A balance transfer transaction might cost you because fees are one way credit card companies make money. The balance transfer fee is typically either a set amount or a percentage of the amount you transfer, and usually runs between 3 and 5 percent.

The best balance transfer credit cards are the ones that don’t charge fees for balance transfers. However, a no-fee balance transfer deal will likely be available for a limited time only, after which the new card’s interest rate will apply to any unpaid balance you transfer.

Find Out: Worst Fees in America — and How to Avoid Them

Introductory Interest Rate

An introductory offer of a low or 0 percent interest rate is temporary. Generally, you can expect to get that rate for at least six months from the transfer date.

At the end of the honeymoon period, your interest rate on the unpaid amount will change to the card’s regular interest rate. Find out the new card’s ongoing interest rate, and also check to see if the introductory rate applies to new purchases as well as balance transfers.

Here are a few examples of credit card balance transfer offers:

  • Capital One Quicksilver Rewards credit card: 0% APR for transfers and purchases for the first 9 months, then 13.49% APR to 23.49% APR
  • Discover it Cash credit card: 0% APR for transfers and purchases posted by April 10, 2017, then 11.49% APR to 23.49% APR
  • Chase Slate credit card: 0% APR for transfers and purchases for 15 months, then 15.49% APR to 24.24% APR

More terms apply, so do your research before you take action.

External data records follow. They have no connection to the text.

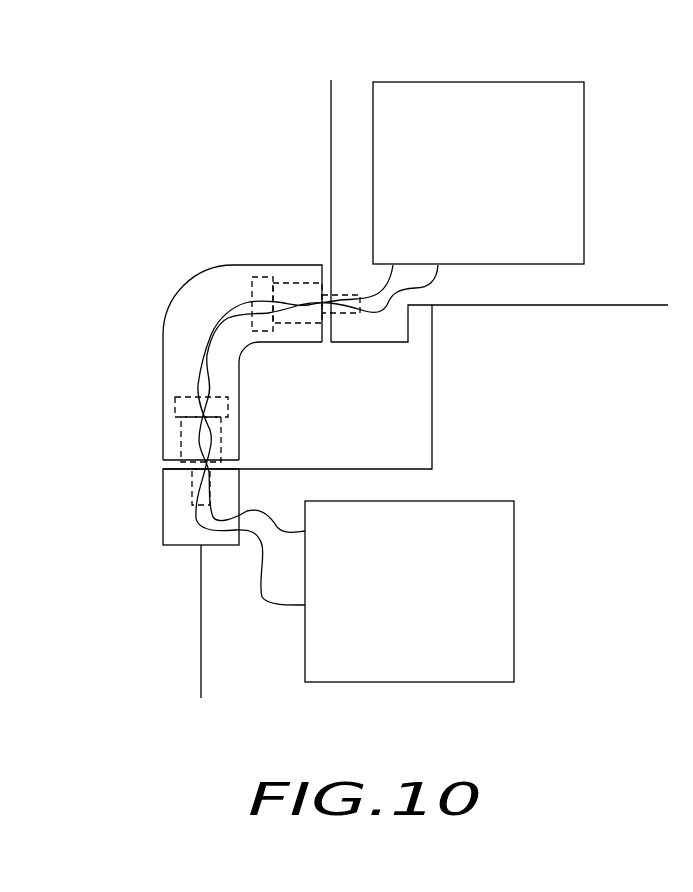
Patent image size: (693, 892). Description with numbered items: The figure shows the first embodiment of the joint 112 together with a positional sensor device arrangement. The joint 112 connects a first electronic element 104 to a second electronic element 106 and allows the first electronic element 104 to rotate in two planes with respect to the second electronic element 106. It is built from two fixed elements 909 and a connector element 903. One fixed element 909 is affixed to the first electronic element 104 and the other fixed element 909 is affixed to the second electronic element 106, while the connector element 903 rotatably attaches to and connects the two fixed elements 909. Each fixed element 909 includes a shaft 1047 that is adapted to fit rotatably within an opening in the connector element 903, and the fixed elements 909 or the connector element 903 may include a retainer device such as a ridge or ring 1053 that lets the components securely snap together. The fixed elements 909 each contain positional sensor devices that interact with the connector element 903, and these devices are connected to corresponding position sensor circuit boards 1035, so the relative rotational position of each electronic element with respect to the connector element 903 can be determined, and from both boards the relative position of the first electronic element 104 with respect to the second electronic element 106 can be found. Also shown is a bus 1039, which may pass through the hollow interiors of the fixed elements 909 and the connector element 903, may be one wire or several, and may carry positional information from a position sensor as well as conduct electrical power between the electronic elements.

The first electronic element 104 is at (331, 110).
The second electronic element 106 is at (201, 673).
The joint 112 is at (161, 280).
The connector element 903 is at (200, 272).
The fixed element 909 is at (162, 507).
The position sensor circuit board 1035 is at (585, 172).
The bus 1039 is at (195, 357).
The shaft 1047 is at (297, 326).
The ridge or ring 1053 is at (267, 280).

Learn: 7 Reasons Why You’re Getting That Interest Rate Today

How to Do a Balance Transfer

Transferring a balance is a straightforward process. Before you jump into it, narrow your options down to several credit card offers so you can make sure you’re getting the best deal on a balance transfer. Don’t apply for every card you’re offered — the goal is to consolidate your debt on one card. Carefully review all terms for each offer and decide which features are important to you, such as a card with no annual fee or a card that offers rewards.

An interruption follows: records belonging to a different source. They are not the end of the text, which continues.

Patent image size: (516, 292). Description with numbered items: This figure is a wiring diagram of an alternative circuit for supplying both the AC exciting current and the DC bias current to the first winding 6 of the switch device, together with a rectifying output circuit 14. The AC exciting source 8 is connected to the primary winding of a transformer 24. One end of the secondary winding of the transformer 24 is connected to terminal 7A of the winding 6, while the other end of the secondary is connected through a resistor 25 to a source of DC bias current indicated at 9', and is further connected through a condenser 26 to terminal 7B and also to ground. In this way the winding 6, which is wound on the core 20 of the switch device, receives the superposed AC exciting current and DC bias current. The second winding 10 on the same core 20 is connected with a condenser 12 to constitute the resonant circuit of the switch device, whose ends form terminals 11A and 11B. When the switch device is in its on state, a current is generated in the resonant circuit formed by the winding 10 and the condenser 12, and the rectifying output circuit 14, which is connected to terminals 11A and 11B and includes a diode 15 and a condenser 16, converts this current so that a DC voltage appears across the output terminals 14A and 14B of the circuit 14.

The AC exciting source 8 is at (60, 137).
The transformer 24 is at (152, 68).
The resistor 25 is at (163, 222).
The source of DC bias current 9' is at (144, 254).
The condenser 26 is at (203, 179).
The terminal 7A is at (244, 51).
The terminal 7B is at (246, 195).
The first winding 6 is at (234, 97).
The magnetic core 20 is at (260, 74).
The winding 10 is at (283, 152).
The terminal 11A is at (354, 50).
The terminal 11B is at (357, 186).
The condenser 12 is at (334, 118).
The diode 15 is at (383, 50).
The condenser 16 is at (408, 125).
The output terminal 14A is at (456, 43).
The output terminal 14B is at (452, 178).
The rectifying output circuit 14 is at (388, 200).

Once you’ve applied to for the credit card and accepted a transfer credit card balance offer, follow these steps to transfer your balance:

  • Provide the new credit card company with your original credit card issuer information, your account number and the amount of debt you want to transfer from the old card.
  • If your new credit card issuer approves the transfer, it will pay that amount to your original credit card company.
  • Factor in some time for the balance to be transferred; a balance transfer usually takes about seven days but could take as long as two weeks.
  • If you have a payment due on your card before the transfer is effective, pay it to the original card.
  • Once the transfer is complete, change your account’s automatic payment preferences for the old card. You’ll also need to cancel automatic charges to your old credit card and redirect them to the new one.

How to Choose a Balance Transfer Credit Card

To find the right new card, do an internet search for “transfer credit card balances” and you’ll come up with plenty of choices. Narrow them down by searching for the feature you’re most interested in, whether it’s cash back, travel rewards, no annual fee or a low interest rate.

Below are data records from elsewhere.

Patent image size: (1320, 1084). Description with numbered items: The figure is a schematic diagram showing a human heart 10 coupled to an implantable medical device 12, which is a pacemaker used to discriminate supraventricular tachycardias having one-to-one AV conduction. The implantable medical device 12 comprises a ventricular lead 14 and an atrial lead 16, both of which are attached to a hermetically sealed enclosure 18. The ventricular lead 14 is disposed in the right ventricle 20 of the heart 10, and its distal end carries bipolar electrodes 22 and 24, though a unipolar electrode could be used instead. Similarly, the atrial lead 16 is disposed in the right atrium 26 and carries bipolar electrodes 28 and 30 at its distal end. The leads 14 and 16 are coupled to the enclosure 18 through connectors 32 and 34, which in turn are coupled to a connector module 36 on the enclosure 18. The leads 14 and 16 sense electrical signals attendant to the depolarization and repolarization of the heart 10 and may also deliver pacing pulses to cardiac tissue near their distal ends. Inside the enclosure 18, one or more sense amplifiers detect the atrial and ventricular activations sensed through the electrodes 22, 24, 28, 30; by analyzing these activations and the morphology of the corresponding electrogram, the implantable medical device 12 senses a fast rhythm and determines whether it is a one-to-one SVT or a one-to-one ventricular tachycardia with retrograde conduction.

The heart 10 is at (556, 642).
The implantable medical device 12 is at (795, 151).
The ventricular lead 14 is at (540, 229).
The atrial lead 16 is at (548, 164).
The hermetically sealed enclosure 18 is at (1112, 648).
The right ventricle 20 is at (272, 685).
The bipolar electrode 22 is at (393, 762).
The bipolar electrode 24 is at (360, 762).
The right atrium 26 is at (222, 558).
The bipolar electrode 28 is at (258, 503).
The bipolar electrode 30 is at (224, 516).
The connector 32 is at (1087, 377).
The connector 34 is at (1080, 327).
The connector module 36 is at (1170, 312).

No single best balance transfer credit card will work for everyone; to find the right one for your needs, consider the following factors:

  • Introductory interest rate — preferably 0 percent
  • Balance transfer fee
  • How long the introductory rate is available
  • Annual fee
  • Whether the introductory rate applies to new purchases as well as balance transfers
  • Interest rate after the introductory period ends
  • The new card’s credit limit — you can’t exceed the limit by transferring too much debt
  • Whether applying for a lot of balance transfer cards might affect your credit score
  • How the utilization ratio in your credit profile might be affected

Whatever card you choose, as long as the interest rate on the new card is lower than that of your card with the balance and the transfer fee doesn’t outweigh the savings, transferring a balance can be a helpful way to gain some control of your finances and work toward paying off your debt completely.